Smart. Timing is everything.
Not so smart was naming itself the source of "insights."
Yet, in the press release about the launch its leader William Eggers said it was not a think tank. Instead it was a "think and do" tank. However its name positioned and packaged it as the typical last-century management consulting firm. That is, its branding was thought leadership.
In this Darwinian environment for all organizations, including government, thought leadership is unwelcome. What the marketplace for professional services demands is outcomes.
That has even trickled down to the level of one professional seeking out one job. The Summary portion of the resume has to tout results obtained for other employers. Implicit in that is the promise that the job searcher will deliver outcomes for the next employer.
Last week, on a conference call, the head of a professional firm focused on careers and I discussed how his book should be shaped.

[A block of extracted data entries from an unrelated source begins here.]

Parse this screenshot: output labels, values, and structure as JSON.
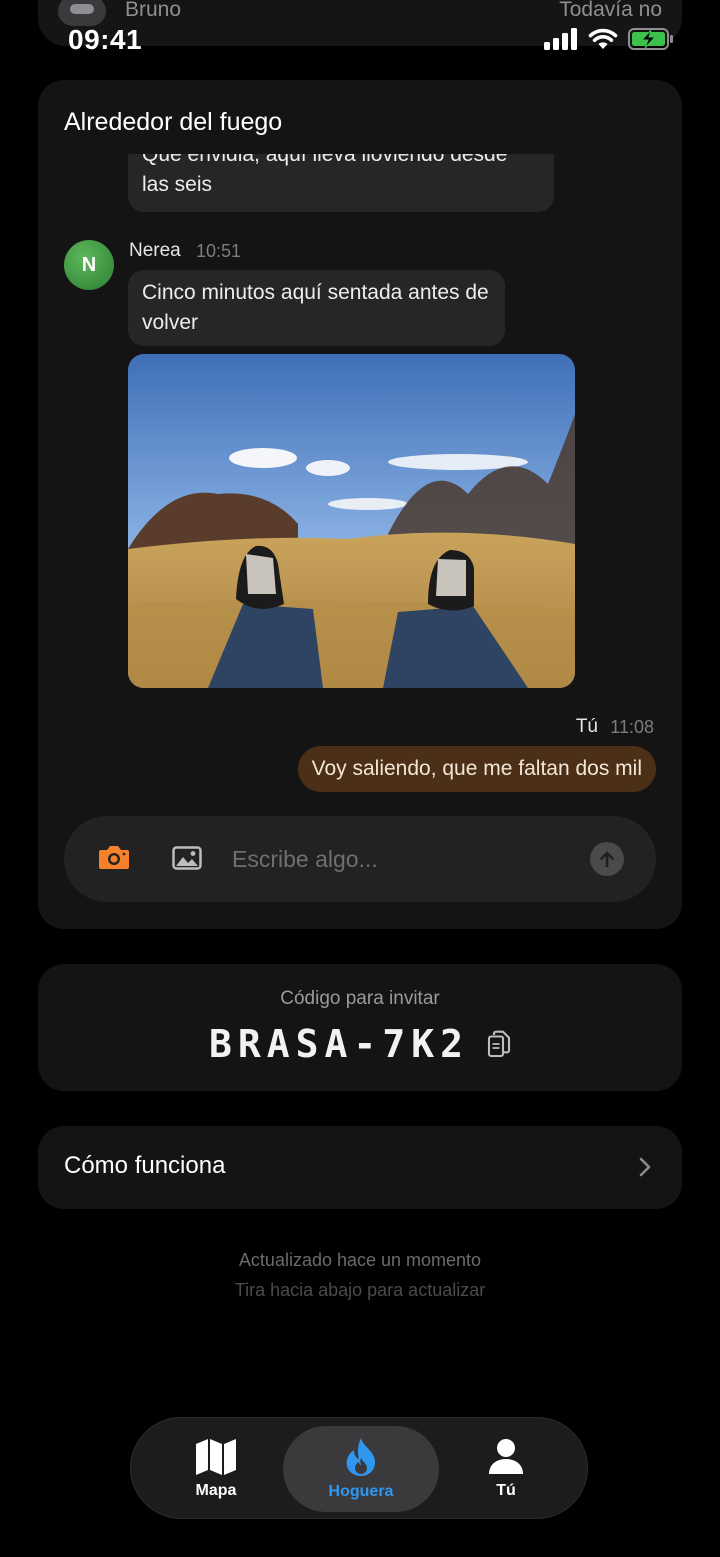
{
  "status_bar": {
    "time": "09:41",
    "behind_card": {
      "name": "Bruno",
      "status": "Todavía no"
    }
  },
  "chat": {
    "title": "Alrededor del fuego",
    "messages": [
      {
        "text": "Que envidia, aquí lleva lloviendo desde las seis"
      },
      {
        "sender": "Nerea",
        "avatar_initial": "N",
        "time": "10:51",
        "text": "Cinco minutos aquí sentada antes de volver",
        "has_photo": true
      },
      {
        "sender": "Tú",
        "time": "11:08",
        "text": "Voy saliendo, que me faltan dos mil"
      }
    ],
    "composer": {
      "placeholder": "Escribe algo...",
      "camera_icon": "camera-icon",
      "gallery_icon": "image-icon",
      "send_icon": "arrow-up-icon"
    }
  },
  "invite": {
    "label": "Código para invitar",
    "code": "BRASA-7K2",
    "copy_icon": "copy-icon"
  },
  "how_it_works": {
    "label": "Cómo funciona",
    "icon": "chevron-right-icon"
  },
  "footer": {
    "updated": "Actualizado hace un momento",
    "hint": "Tira hacia abajo para actualizar"
  },
  "tabs": [
    {
      "label": "Mapa",
      "icon": "map-icon",
      "active": false
    },
    {
      "label": "Hoguera",
      "icon": "flame-icon",
      "active": true
    },
    {
      "label": "Tú",
      "icon": "person-icon",
      "active": false
    }
  ],
  "colors": {
    "background": "#000000",
    "card": "#141414",
    "incoming_bubble": "#262626",
    "outgoing_bubble": "#4b3017",
    "accent_blue": "#2f97f0",
    "camera_orange": "#f5822a",
    "avatar_green": "#3f9a3f"
  }
}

We agreed on one aspect. The tone and content would not be abstract. Okay, there could be some discussion of theory. But what would shape the book would be takeaways that were actionable. Put those in play and professionals were guaranteed not to miss the future.
The Deloitte Center for Government Insights might do a Silicon Valley. They might find it clever branding to admit that the moniker might not be the most effective in communicating what they are all about. Simultaneously, they could run a contest inside the beltway for a new organizational title.
Full Disclosure: Several weeks ago I billed for 2.5 hours labor with Deloitte Center for Government Insights. I experienced working with it as indeed puzzling. And I banished myself from what used to be Paradise: that is, management consulting assignments.
The Harvard Business Review hammers that management consulting is caught up in the same disruptive forces as so many other industries. Strange then, that when I emailed Eggers with my concerns about the vendor policies at the Center for Government Insights and asked for a response in two weeks, he didn't respond. That's how communication went down in the 20th century.